En lo que refiere al plan de estudios de la Bauhaus no se hablaba de alumnos y profesores, sino de maestros y aprendices. El plan de estudios se dividía en un curso de aprendices, un curso de oficiales y uno de jóvenes maestros. Este plan consistía en un curso preliminar que recibía el nombre de Vorkurs, donde se aprendían los principios básicos del diseño y la teoría del color. Al finalizar, los alumnos ingresaban en uno de los talleres, donde se especializaban en al menos uno de los oficios. Dentro de la Bauhaus existieron cuatro figuras que resaltaron a nivel pedagógico; Johannes Itten, Lázlo Moholy-Naggy, Josef Albers y Paul Klee. Cada uno implementó en sus clases, métodos pedagógicos distintos.
Si se tomaran por ejemplo los métodos de enseñanza de Johannes Itten, se vería que sus clases se basan en la pedagogía del aprender haciendo, pedagogía que impartía a través del expresionismo pictórico y varias filosofías orientales. Itten incentivaba a sus estudiantes a la experimentación con el fin de enseñarles los fundamentos y características de los materiales, la composición y el color. Como se explica en el texto Pedagogía de la Bauhaus. 

Su propósito era desarrollar la creatividad y espontaneidad del estudiante para que, a través de la expresión libre, tomara conciencia de su capacidad creadora y su sensibilidad artística. Sus clases se estructuraban en torno a tres aspectos: bocetos de la naturaleza y la materia: con ellos buscaba que los alumnos expresaran la esencia y las contradicciones de los elementos. Análisis de los viejos maestros: se intentaban buscar las líneas principales, las curvas, el movimiento, el ritmo del cuadro, buscando lo esencial del mismo. Clases de desnudos: se trataba de representaciones rítmicas del cuerpo, no de reproducciones fieles de la realidad, en una búsqueda del ritmo interno de la figura humana. Ejercicios del curso preliminar de Itten. Como maestro, Itten daba una especial importancia a la intuición y el autodescubrimiento personal por medio de la abstracción. (Junta de Andalucía, s.f).

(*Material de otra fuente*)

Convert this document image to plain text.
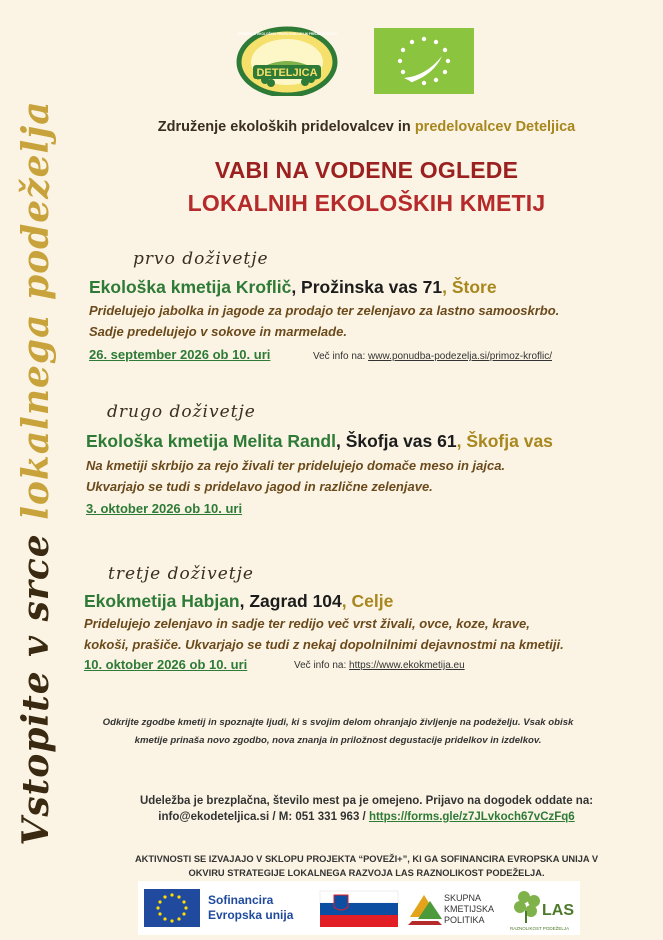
Vstopite v srce lokalnega podeželja
DETELJICA
ZDRUŽENJE EKOLOŠKIH PRIDELOVALCEV IN PREDELOVALCEV
Združenje ekoloških pridelovalcev in predelovalcev Deteljica
VABI NA VODENE OGLEDE
LOKALNIH EKOLOŠKIH KMETIJ
prvo doživetje
Ekološka kmetija Kroflič, Prožinska vas 71, Štore
Pridelujejo jabolka in jagode za prodajo ter zelenjavo za lastno samooskrbo.
Sadje predelujejo v sokove in marmelade.
26. september 2026 ob 10. uri	Več info na: www.ponudba-podezelja.si/primoz-kroflic/
drugo doživetje
Ekološka kmetija Melita Randl, Škofja vas 61, Škofja vas
Na kmetiji skrbijo za rejo živali ter pridelujejo domače meso in jajca.
Ukvarjajo se tudi s pridelavo jagod in različne zelenjave.
3. oktober 2026 ob 10. uri
tretje doživetje
Ekokmetija Habjan, Zagrad 104, Celje
Pridelujejo zelenjavo in sadje ter redijo več vrst živali, ovce, koze, krave,
kokoši, prašiče. Ukvarjajo se tudi z nekaj dopolnilnimi dejavnostmi na kmetiji.
10. oktober 2026 ob 10. uri	Več info na: https://www.ekokmetija.eu
Odkrijte zgodbe kmetij in spoznajte ljudi, ki s svojim delom ohranjajo življenje na podeželju. Vsak obisk
kmetije prinaša novo zgodbo, nova znanja in priložnost degustacije pridelkov in izdelkov.
Udeležba je brezplačna, število mest pa je omejeno. Prijavo na dogodek oddate na:
info@ekodeteljica.si / M: 051 331 963 / https://forms.gle/z7JLvkoch67vCzFq6
AKTIVNOSTI SE IZVAJAJO V SKLOPU PROJEKTA “POVEŽI+”, KI GA SOFINANCIRA EVROPSKA UNIJA V
OKVIRU STRATEGIJE LOKALNEGA RAZVOJA LAS RAZNOLIKOST PODEŽELJA.
Sofinancira
Evropska unija
SKUPNA
KMETIJSKA
POLITIKA
LAS
RAZNOLIKOST PODEŽELJA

Puede verse que su forma de enseñar era distinta a la de la mayoría de los cursos de su época, en la cual las clases se basaban más que nada en cursos teóricos. Cabe mencionar que Itten fue el primer maestro del curso preliminar de la Bauhaus y luego de que él se fuera de esta, vinieron otros maestros que tenían formas de enseñanza distintas a la suya, pero que también se oponían al sistema academicista. 
Una vez que Itten abandonó la Bauhaus, el curso preliminar quedó en manos del maestro Lázlo Moholy-Naggy. Este hombre planteó una enseñanza en la cual se introdujeron las bases del constructivismo, para un arte basado más en la idea que en la inspiración. Moholy-Nagy apoyaba el método de enseñanza de Itten, sin embargo en sus clases, decidió quitar el misticismo y la filosofía para centrarse más en la práctica y en la técnica, a través de la racionalidad. Su idea era lograr que el arte se viera inmerso en la sociedad industrial, esta era su mayor diferencia con la enseñanza de Itten, ya que este último no creía que el arte debía de estar unido a la técnica. MoholyNagy se hizo cargo de los talleres de metales y fotografía, sus métodos pedagógicos fueron apoyados por Josef Albers, quien más tarde sería el nuevo maestro del curso preliminar. Esto son solo dos de los maestros de la Bauhaus, aunque es claro que ambos tuvieron visiones pedagógicas que no coincidían las visiones academicistas de la época. Si bien la Bauhaus fue cerrada por las autoridades prusianas del partido Nazi, su forma de enseñanza trascendió en el tiempo y aún hoy es recordada como patrimonio de la humanidad, con varias universidades imitando su estilo pedagógico. 
Ya se ha visto en este ensayo cómo fue planteado el constructivismo pedagógico en la historia y cómo distintos tipos de pedagogía de carácter constructivista han sido aplicadas a través de la historia. Por lo que ahora cabe preguntarse ¿es viable este tipo de pedagogía en la educación universitaria? Nuevamente la respuesta es sí. La única conclusión posible es que aún en los tiempos modernos de hoy es posible implementar el aprender haciendo. Solo es cuestión de adaptarlo a las necesidades y requerimientos de la materia y el campo de la materia que se este intentando enseñar. Las universidades de hoy implementan una mezcla de ambos sistemas, el constructivista y el conductista, si se quisiera se podría implementar aún más el constructivismo en las clases universitarias, descartando de a poco las clases magistrales. Esto no supondría un problema ya que en el constructivismo se implementa el aprendizaje teórico a través de la teoría y la lectura. Por lo cual abrirle paso a esta corriente pedagógica no afectaría el aprendizaje teórico de los estudiantes, sino que al contrario sería beneficioso. Ojala llegue el tiempo en que puedan verse grupos estudiantiles aprendiendo desde la práctica, sin dirigir la mirada hacia un podio, esperando a que un sola persona o un libro les imparta el conocimiento necesario para sus futuras carreras. 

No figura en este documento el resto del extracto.